Figure 1: scRNA-seq reveals a global pattern of replication-associated gene covariance.

Figure 1:

A) PETRI-seq workflow20. Bacterial cells were fixed and permeabilized, then subjected to three rounds of cDNA barcoding to give transcripts of each cell a unique barcode combination. This method is highly scalable to multiple samples and tens of thousands of cells. B) Local operon structure is captured by gene-gene correlations (Spearman’s r). Operons are indicated by shared colors of genes. Gray genes indicate those removed by low-count filtering.
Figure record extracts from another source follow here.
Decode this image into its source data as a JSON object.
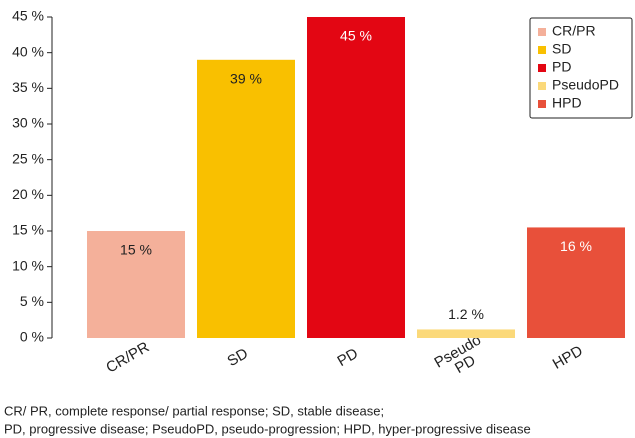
{
  "chart_data": {
    "type": "bar",
    "categories": [
      "CR/PR",
      "SD",
      "PD",
      "Pseudo\nPD",
      "HPD"
    ],
    "values": [
      15,
      39,
      45,
      1.2,
      15.5
    ],
    "value_labels": [
      "15 %",
      "39 %",
      "45 %",
      "1.2 %",
      "16 %"
    ],
    "colors": [
      "#f4b09a",
      "#f9c000",
      "#e30613",
      "#fbd97a",
      "#e8503a"
    ],
    "label_colors": [
      "#222222",
      "#222222",
      "#ffffff",
      "#222222",
      "#ffffff"
    ],
    "legend": [
      "CR/PR",
      "SD",
      "PD",
      "PseudoPD",
      "HPD"
    ],
    "legend_position": "upper right",
    "ylim": [
      0,
      45
    ],
    "yticks": [
      {
        "value": 0,
        "label": "0 %"
      },
      {
        "value": 5,
        "label": "5 %"
      },
      {
        "value": 10,
        "label": "10 %"
      },
      {
        "value": 15,
        "label": "15 %"
      },
      {
        "value": 20,
        "label": "20 %"
      },
      {
        "value": 25,
        "label": "25 %"
      },
      {
        "value": 30,
        "label": "30 %"
      },
      {
        "value": 35,
        "label": "35 %"
      },
      {
        "value": 40,
        "label": "40 %"
      },
      {
        "value": 45,
        "label": "45 %"
      }
    ],
    "footnote": [
      "CR/ PR, complete response/ partial response; SD, stable disease;",
      "PD, progressive disease; PseudoPD, pseudo-progression; HPD, hyper-progressive disease"
    ]
  }
}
Names of SAUSA300_RS04760 and SAUSA300_RS04765 are truncated. C & D) Global gene-gene correlations reflect chromosomal position in (C) exponential phase and (D) stationary phase S. aureus. Spearman correlations were calculated based on scVI-smoothed expression averaged in 50 kb bins by chromosome position. E) Simulated correlation patterns in unsynchronized E. coli populations at three different growth rates. F) Spearman correlations between scaled data averaged into 50 kb bins, as for (C) but for E. coli grown at three growth rates. G) Introducing ectopic origins of replication in E. coli leads to predictable perturbations in gene expression heterogeneity. Top: schematic of predicted replication patterns based on previous studies2527. Middle: Predicted correlation patterns based on the copy number simulation. Bottom: Real correlation patterns in oriX and oriZ mutant strains, as in (C). Heatmaps of correlations without chromosome position-dependent binning are shown in Fig. S2D.